Understanding the UK's Retail Banking Market Study
Why the FCA Studies the Retail Banking Market
The FCA conducts market studies to assess whether competition is working well for consumers. The retail banking market — current accounts, savings accounts, personal loans, and mortgages for individuals — is subject to periodic review given its scale and its fundamental importance to UK financial wellbeing.

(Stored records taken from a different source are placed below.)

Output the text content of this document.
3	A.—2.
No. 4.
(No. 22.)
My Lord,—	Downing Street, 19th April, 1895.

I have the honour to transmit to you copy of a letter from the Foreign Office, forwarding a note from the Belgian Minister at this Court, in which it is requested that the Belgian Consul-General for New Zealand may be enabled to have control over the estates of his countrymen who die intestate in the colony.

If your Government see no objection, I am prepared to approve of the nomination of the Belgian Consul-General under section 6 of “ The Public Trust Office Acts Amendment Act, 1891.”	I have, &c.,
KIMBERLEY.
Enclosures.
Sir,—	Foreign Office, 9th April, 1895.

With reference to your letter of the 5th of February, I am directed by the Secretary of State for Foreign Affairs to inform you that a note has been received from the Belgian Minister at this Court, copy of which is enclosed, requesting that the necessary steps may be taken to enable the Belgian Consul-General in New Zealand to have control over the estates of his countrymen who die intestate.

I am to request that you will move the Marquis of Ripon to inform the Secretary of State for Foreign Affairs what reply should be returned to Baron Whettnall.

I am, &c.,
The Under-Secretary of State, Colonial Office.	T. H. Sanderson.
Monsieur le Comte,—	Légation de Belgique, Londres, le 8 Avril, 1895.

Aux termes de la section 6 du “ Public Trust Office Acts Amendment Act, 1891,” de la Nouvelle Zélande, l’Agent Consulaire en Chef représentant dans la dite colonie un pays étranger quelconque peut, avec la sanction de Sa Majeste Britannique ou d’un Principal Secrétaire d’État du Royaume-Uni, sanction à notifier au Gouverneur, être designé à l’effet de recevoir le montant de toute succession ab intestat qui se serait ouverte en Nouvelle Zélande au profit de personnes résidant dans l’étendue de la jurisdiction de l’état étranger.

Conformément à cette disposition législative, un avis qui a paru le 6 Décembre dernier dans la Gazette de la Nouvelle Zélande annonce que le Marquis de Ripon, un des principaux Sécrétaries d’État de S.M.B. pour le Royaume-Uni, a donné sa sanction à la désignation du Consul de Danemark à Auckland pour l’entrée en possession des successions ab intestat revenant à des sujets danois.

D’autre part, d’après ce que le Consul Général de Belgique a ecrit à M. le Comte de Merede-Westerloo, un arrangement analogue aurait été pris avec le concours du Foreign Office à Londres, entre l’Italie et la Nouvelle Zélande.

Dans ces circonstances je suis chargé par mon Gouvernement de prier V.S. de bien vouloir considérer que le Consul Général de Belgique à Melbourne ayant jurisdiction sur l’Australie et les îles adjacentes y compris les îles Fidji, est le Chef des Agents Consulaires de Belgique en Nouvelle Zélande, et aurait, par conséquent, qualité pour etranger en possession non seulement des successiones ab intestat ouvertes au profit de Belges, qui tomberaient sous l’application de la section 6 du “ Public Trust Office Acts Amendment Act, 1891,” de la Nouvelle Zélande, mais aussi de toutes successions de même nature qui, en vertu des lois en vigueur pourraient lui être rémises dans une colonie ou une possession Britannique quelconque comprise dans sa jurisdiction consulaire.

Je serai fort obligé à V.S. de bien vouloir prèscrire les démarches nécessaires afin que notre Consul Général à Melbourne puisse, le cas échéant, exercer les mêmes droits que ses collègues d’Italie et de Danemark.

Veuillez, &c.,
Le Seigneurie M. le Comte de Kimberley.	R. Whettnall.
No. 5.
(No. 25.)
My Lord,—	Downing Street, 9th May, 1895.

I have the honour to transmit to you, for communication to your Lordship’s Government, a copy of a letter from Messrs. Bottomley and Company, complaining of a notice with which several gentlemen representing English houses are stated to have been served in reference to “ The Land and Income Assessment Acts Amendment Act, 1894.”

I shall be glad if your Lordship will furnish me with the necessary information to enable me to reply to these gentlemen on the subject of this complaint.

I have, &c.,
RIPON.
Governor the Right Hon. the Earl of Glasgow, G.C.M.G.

Key Findings from Retail Banking Market Studies
FCA studies have consistently identified several structural issues in UK retail banking:
- Low consumer switching rates: Despite CASS, relatively few consumers switch banks each year — inertia favours incumbent banks
- Poor savings rate transparency: Consumers in legacy savings products often earn significantly less than available best rates without realising it
- Cross-subsidisation concerns: Banks sometimes subsidise "free" current accounts through overdraft charges and poor savings rates on the balances in those accounts
- Concentration risk: The Big Four banks dominate market share, limiting competitive pressure on pricing and innovation
What Changed as a Result
Market study outputs led directly to major reforms: the introduction of CASS (Current Account Switch Service) to reduce switching friction, Open Banking mandates that opened data to competing services, the 2020 overdraft reforms eliminating opaque fee structures, and enhanced savings rate transparency requirements.
The Ongoing Agenda
The FCA's current focus areas include savings rate fairness (banks passing on base rate increases to savers at the same speed they increase mortgage rates), the impact of digital banks on competition, and access to cash in rural and deprived communities following widespread branch closures.
Understanding that regulators actively monitor and intervene in retail banking gives consumers confidence that the market — while imperfect — is subject to meaningful accountability.